Though Paul Baron showed what is decentralized and what is distributed in his paper, it is still confusing when we go to L7 and face to leader election systems. In my point of view, there are four kinds of systems today:

Totally centralized

  • One single center server controls the whole system and most operations need to communicate with the server.
  • There is a single point of failure.

Peer to peer

  • Each node works with nodes it knows. No need to talk with a specific server.
  • Depending on the specific design, but generally no single point of failure.

Leader election

  • One leader is elected from a large set of candidates.
  • For most operations, nodes need to communicate with the leader.
  • A new leader is elected in the majority when the current leader fails.
  • When there is a network partition, the minority can either become unavailable or move forward on its own.

Controller leader election

  • The control plane does leader election, but data plane nodes just talk to the services they depend on.
  • Most services do not depend on the control plane, so they don’t communicate with the leader too frequently.
  • When the whole control plane is down, services lose the ability to know the status of other services. However, it can assume that current knowledge is correct and forward data to the node it knows. If the data path is not down, the system will can still work.

It is hard to say the elected leader or controller is a centralized server or not. Most people seem to consider them as distributed system if every node is a candidate.

Multiple Unicast vs Multicast

Wekipedia says

multicast is group communication where data transmission is addressed to a group of destination computers simultaneously.

However, in NDN we have Interest and Data packets. Consider the following scenarios:

Data Propagation

There is a datum that multiple consumers request.

This is the typical multicast scenario. In NDN this is done by Interest aggregation and Data caching. The optimization point is to avoid duplicated data transimission.

Service Selection

A datum is replicated at multiple places and a consumer needs it but does not care where to fetch from.

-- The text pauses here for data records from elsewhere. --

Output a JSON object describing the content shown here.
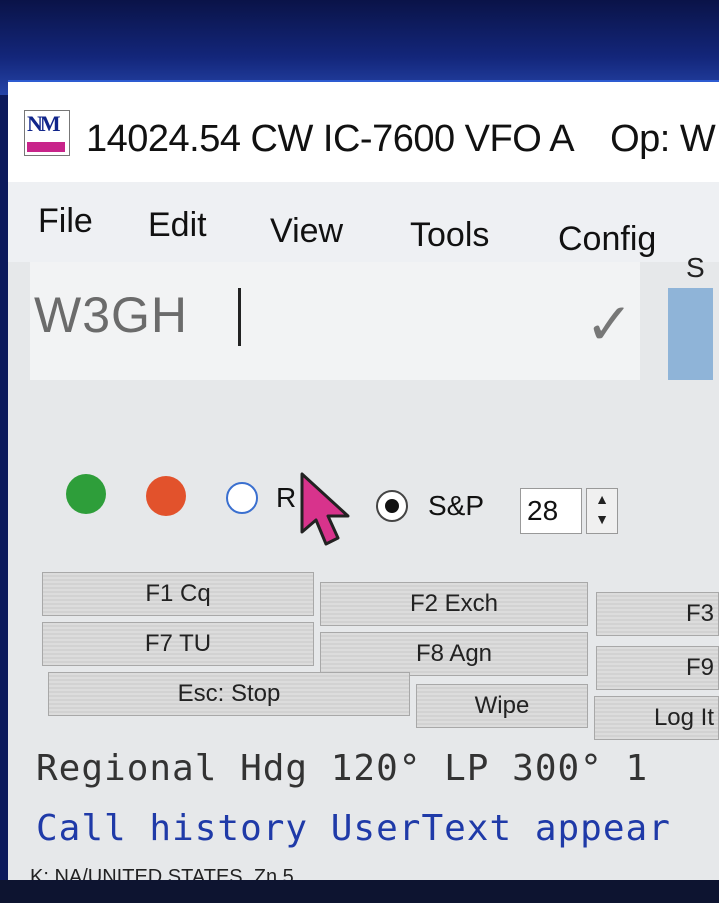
{
  "window": {
    "title": "14024.54 CW IC-7600 VFO A",
    "operator": "Op: W",
    "logo_text": "NM"
  },
  "menu": {
    "items": [
      "File",
      "Edit",
      "View",
      "Tools",
      "Config"
    ]
  },
  "entry": {
    "call_value": "W3GH",
    "check_icon": "checkmark-icon",
    "side_label": "S"
  },
  "mode": {
    "run_label": "R",
    "sp_label": "S&P",
    "sp_selected": true,
    "spin_value": "28"
  },
  "indicators": {
    "green": "#2e9e3a",
    "red": "#e2522c"
  },
  "function_keys": {
    "row1": [
      "F1 Cq",
      "F2 Exch",
      "F3"
    ],
    "row2": [
      "F7 TU",
      "F8 Agn",
      "F9"
    ],
    "row3": [
      "Esc: Stop",
      "Wipe",
      "Log It"
    ]
  },
  "info": {
    "regional": "Regional Hdg 120° LP 300° 1",
    "call_history": "Call history UserText appear",
    "status": "K: NA/UNITED STATES, Zn 5"
  },
  "colors": {
    "regional_text": "#333333",
    "history_text": "#1f3aa8"
  }
}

In NDN this is done by Interest multicast. By the flow balancing, at most one Data replica will go back to the consumer. However, from data’s view, this is (reversed) anycast rather than multicast. The optimization point is to choose the best route from multiple candidates.

A similar case is that an application needs a service and wants to choose one from multiple providers. This is anycast without doubt, but implemented by Interest multicast in NDN.

Status Check

A controller wants to check the status of multiple service providers.

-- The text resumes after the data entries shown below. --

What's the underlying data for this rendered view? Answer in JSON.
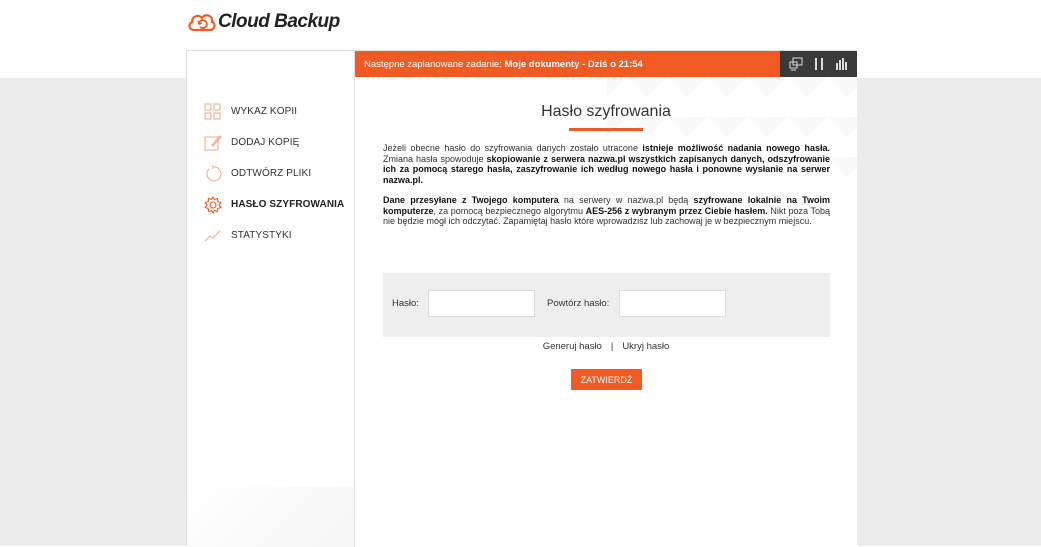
{
  "brand": {
    "name": "Cloud Backup",
    "accent": "#f15a22"
  },
  "sidebar": {
    "items": [
      {
        "label": "WYKAZ KOPII",
        "icon": "grid-icon",
        "active": false
      },
      {
        "label": "DODAJ KOPIĘ",
        "icon": "edit-icon",
        "active": false
      },
      {
        "label": "ODTWÓRZ PLIKI",
        "icon": "restore-icon",
        "active": false
      },
      {
        "label": "HASŁO SZYFROWANIA",
        "icon": "gear-icon",
        "active": true
      },
      {
        "label": "STATYSTYKI",
        "icon": "chart-line-icon",
        "active": false
      }
    ]
  },
  "topbar": {
    "prefix": "Następne zaplanowane zadanie: ",
    "task": "Moje dokumenty - Dziś o 21:54",
    "tools": [
      "monitor-icon",
      "pause-icon",
      "bar-chart-icon"
    ]
  },
  "main": {
    "title": "Hasło szyfrowania",
    "para1": {
      "t1": "Jeżeli obecne hasło do szyfrowania danych zostało utracone ",
      "b1": "istnieje możliwość nadania nowego hasła.",
      "t2": " Zmiana hasła spowoduje ",
      "b2": "skopiowanie z serwera nazwa.pl wszystkich zapisanych danych, odszyfrowanie ich za pomocą starego hasła, zaszyfrowanie ich według nowego hasła i ponowne wysłanie na serwer nazwa.pl."
    },
    "para2": {
      "b1": "Dane przesyłane z Twojego komputera",
      "t1": " na serwery w nazwa.pl będą ",
      "b2": "szyfrowane lokalnie na Twoim komputerze",
      "t2": ", za pomocą bezpiecznego algorytmu ",
      "b3": "AES-256 z wybranym przez Ciebie hasłem.",
      "t3": " Nikt poza Tobą nie będzie mógł ich odczytać. Zapamiętaj hasło które wprowadzisz lub zachowaj je w bezpiecznym miejscu."
    },
    "form": {
      "password_label": "Hasło:",
      "password_value": "",
      "repeat_label": "Powtórz hasło:",
      "repeat_value": ""
    },
    "links": {
      "generate": "Generuj hasło",
      "separator": "|",
      "hide": "Ukryj hasło"
    },
    "submit_label": "ZATWIERDŹ"
  }
}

This is a confusing case. Since it is brought up from NDN-Lite service discovery, I choose the word controller rather than consumer. It seems that the controller can multicast the request to all providers and collect all results. However, is this really multicast?

  • From data’s view, the status of all providers are different data. Each datum must go through a whole trip from the provider to the controller.
  • The only thing we can optimize is the number of replicas of the original Interest. But Interests in NDN are small in size, like TCP ACKs. Also, the replica number is irrelevant to latency because we can send them at the same time.
    • If we make an simile to TCP, it’s like sending a group ACK to different data sent by different senders.
  • A more serious problem is how does the controller know negative facts. That is, since the controller only receives packets from healthy providers, how can it know the providers who didn’t reply?
    • Even the controller knows, those forwarders do not know the no-response providers for sure. Therefore, when the controller retransimits the Interest, it’s more likely to reach the replied providers again.

Considering all the problems stated above, we shouldn’t use multicast Interests here. Instead, we should do multiple unicasts.

Conclusion

From discussion above, it seems that the flow of Data reflect the traffic better:

  • Propagating a datum to whoever needs it is multicast
  • Fetching a datum stored in multiple locations is anycast
  • Collecting information of multiple members is multiple unicast

References

  • Baran, Paul. On Distributed Communications Networks. Santa Monica, CA: RAND Corporation, 1962.